Amplification (and Hiring Evaluation Criteria)

Most of my favorite blogs, especially recently, focus on business and leadership concepts rather than BIM. A recent post on Presentation Zen detailed some interesting thoughts from Pixar that resonated with me on a few different levels.

Our industry talks about collaboration quite a bit, but often when we dig in, we aren't truly collaborating. I haven't really thought of a great way to communicate that idea internally or externally, but when I read what Pixar had to say about it I knew that it was what I was looking for:
Cooperation is not the same thing as collaboration. Cooperation is just that thing "which allows you not to get in the other's way," says Nelson. Collaboration means amplification. ... I think of collaboration as being like 2+2=5 (or 137, etc.).
I also love how they talk about hiring criteria. Since we've been actively hiring for two VDC positions, we've gotten so many resumes from people who know Revit, and probably know it quite well, which is exciting. However, we aren't just looking at "depth" of knowledge in Revit because most of the work that a new hire will do is undefined, because we are constantly pushing the envelope. As it is put in the Presentation Zen post: do you hire someone for something that has never been done before? ... past success alone is not enough
Pixar looks for experience with "failure and recovery", along with an entire host of qualities. I like to think that we are doing similar things. It's about problem solving, working in a team, culture fit, negotiating and a sense of exploration.

I'd be interested in what other people look for when they hire, whether for a BIM-related position or something else.


Gabe said...

I recently experienced a similar scenario when trying to hire a modeler for Revit MEP, since in our area - there is no one teaching Revit MEP except for the 3-day AOTC. So, we tried to identify positive attitude, learning capability, and a willingness to progress. If they are able and willing to learn, they can be taught.
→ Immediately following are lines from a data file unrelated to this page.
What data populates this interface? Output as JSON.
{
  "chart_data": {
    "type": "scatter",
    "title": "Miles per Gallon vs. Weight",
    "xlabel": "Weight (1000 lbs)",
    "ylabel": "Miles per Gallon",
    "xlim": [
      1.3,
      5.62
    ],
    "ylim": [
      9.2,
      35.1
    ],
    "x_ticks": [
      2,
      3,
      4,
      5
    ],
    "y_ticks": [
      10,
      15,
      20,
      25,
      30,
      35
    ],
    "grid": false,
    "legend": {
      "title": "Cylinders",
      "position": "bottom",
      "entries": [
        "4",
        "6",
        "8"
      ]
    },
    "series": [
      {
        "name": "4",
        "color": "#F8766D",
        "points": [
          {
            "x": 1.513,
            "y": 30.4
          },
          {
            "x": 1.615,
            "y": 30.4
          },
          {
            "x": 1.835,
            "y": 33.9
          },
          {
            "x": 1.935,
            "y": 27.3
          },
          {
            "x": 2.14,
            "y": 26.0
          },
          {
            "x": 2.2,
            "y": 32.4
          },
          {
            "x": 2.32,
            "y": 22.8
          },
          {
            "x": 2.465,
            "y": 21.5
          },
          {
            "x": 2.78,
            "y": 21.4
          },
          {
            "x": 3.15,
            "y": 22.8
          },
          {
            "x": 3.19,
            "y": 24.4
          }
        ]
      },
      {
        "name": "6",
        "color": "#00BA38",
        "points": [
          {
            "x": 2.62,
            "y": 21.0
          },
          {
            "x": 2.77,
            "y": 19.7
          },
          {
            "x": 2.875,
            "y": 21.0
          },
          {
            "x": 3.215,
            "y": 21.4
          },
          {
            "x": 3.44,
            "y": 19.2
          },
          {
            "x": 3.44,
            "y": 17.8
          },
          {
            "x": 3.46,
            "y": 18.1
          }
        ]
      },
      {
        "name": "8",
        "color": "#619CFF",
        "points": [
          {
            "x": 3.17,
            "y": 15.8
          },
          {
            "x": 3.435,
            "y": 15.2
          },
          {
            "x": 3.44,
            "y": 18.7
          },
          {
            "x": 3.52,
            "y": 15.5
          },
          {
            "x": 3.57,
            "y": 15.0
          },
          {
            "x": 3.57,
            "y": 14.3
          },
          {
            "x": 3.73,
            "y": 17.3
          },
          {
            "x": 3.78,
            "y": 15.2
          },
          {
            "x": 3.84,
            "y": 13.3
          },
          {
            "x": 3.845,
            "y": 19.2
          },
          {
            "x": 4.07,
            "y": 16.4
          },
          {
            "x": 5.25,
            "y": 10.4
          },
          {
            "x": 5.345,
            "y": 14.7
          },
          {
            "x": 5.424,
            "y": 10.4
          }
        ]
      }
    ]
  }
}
Drew Halphen, LEED AP said...

When we look for VDC Engineers we try and find someone who has a basic understanding in the required software (Navis / Revit) but also has the problem solving skills to mix software applications to develop unique solutions. So often with VDC the best answer lies within one of 5-6 different pieces of software and it is important for an applicant to know when to look outside their comfort zone for the ideal solution.